If the Issue of Unsustainable Debt Growth Is Delayed Too Long, the Consequences Will Be More Severe
Powell reiterated his view at the hearing that for "some time," the U.S. federal government's budget and debt growth have been on an unsustainable path. He did not comment further on fiscal policy.
Subsequently, a lawmaker asked where the critical point is for U.S. debt to reach a point of no return. Powell stated that there is currently no conclusion. Commentary noted that U.S. Treasury Secretary Janet Yellen previously expressed a similar view. She stated last month at a House hearing that it is difficult to predict when the market will "push back."
A lawmaker asked what impact the unsustainable U.S. debt would have on the economy.
Powell stated that this would lead to rising long-term interest rates, and Congress would ultimately have to take action to control the deficit. "If we wait too long to address the debt issue, the consequences will be more severe."
Not Speculating on the Economic Impact of the Israel-Iran Conflict; Sufficient Resources Prepared to Address Cybersecurity Threats Related to Iran
Powell said he does not want to speculate on the economic impact of the conflict between Israel and Iran.

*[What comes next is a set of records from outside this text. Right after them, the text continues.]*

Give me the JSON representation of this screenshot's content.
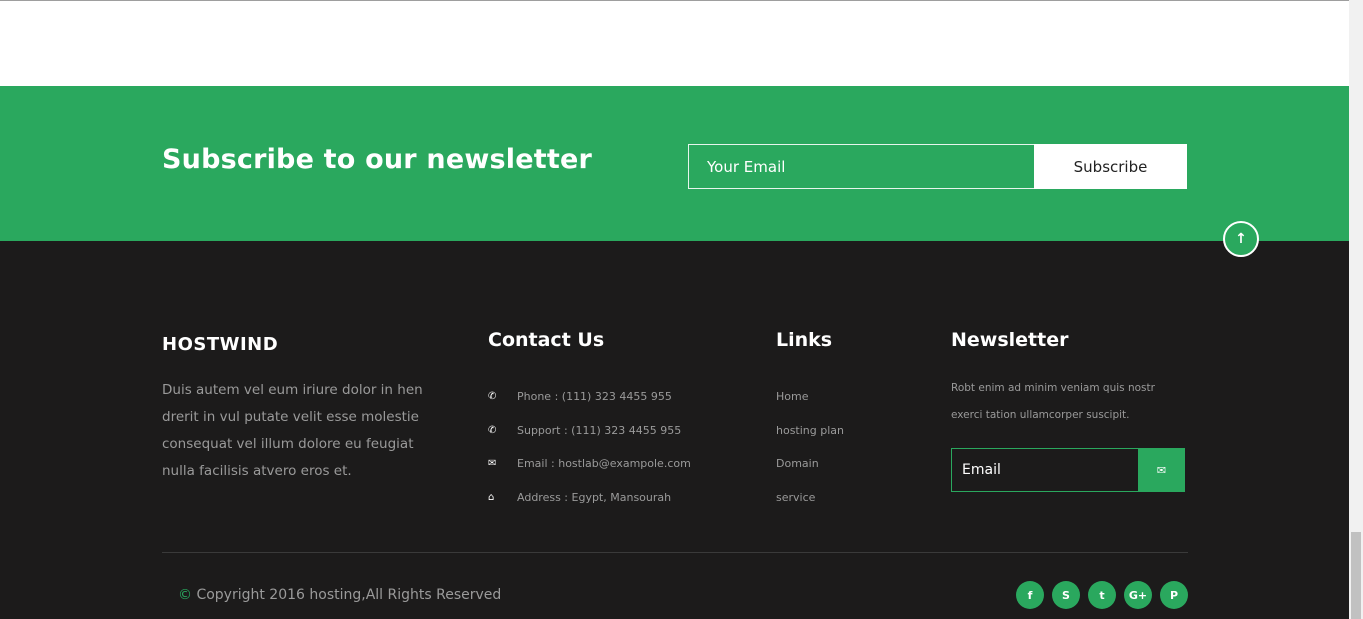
{
  "subscribe": {
    "title": "Subscribe to our newsletter",
    "email_placeholder": "Your Email",
    "button_label": "Subscribe"
  },
  "back_to_top": {
    "icon": "arrow-up-icon",
    "glyph": "↑"
  },
  "footer": {
    "brand": "HOSTWIND",
    "about": "Duis autem vel eum iriure dolor in hen drerit in vul putate velit esse molestie consequat vel illum dolore eu feugiat nulla facilisis atvero eros et.",
    "contact": {
      "title": "Contact Us",
      "items": [
        {
          "icon": "phone-icon",
          "glyph": "✆",
          "text": "Phone : (111) 323 4455 955"
        },
        {
          "icon": "phone-icon",
          "glyph": "✆",
          "text": "Support : (111) 323 4455 955"
        },
        {
          "icon": "envelope-icon",
          "glyph": "✉",
          "text": "Email : hostlab@exampole.com"
        },
        {
          "icon": "home-icon",
          "glyph": "⌂",
          "text": "Address : Egypt, Mansourah"
        }
      ]
    },
    "links": {
      "title": "Links",
      "items": [
        "Home",
        "hosting plan",
        "Domain",
        "service"
      ]
    },
    "newsletter": {
      "title": "Newsletter",
      "text": "Robt enim ad minim veniam quis nostr exerci tation ullamcorper suscipit.",
      "email_placeholder": "Email",
      "send_icon": "send-icon",
      "send_glyph": "✉"
    },
    "copyright_symbol": "©",
    "copyright": " Copyright 2016 hosting,All Rights Reserved",
    "socials": [
      {
        "name": "facebook-icon",
        "glyph": "f"
      },
      {
        "name": "skype-icon",
        "glyph": "S"
      },
      {
        "name": "twitter-icon",
        "glyph": "t"
      },
      {
        "name": "google-plus-icon",
        "glyph": "G+"
      },
      {
        "name": "pinterest-icon",
        "glyph": "P"
      }
    ]
  },
  "colors": {
    "accent": "#2aa85e",
    "footer_bg": "#1c1b1b",
    "muted_text": "#9a9a9a"
  }
}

A lawmaker asked about the potential threat of Iranian cybersecurity to the U.S. financial system. Powell stated that the Federal Reserve is urging banks to remain vigilant, and the Fed itself is also staying alert. "In the field of cybersecurity, you can never rest on your laurels."
Powell stated that the Federal Reserve believes it has sufficient resources to prepare for cybersecurity threats.
A lawmaker asked about former President Trump's criticism of Powell. He focuses on serving the public. "Do what you think is right and bear the consequences."
Powell told lawmakers that focusing on anything outside of the economy would be a distraction. "What I care about is serving the American people."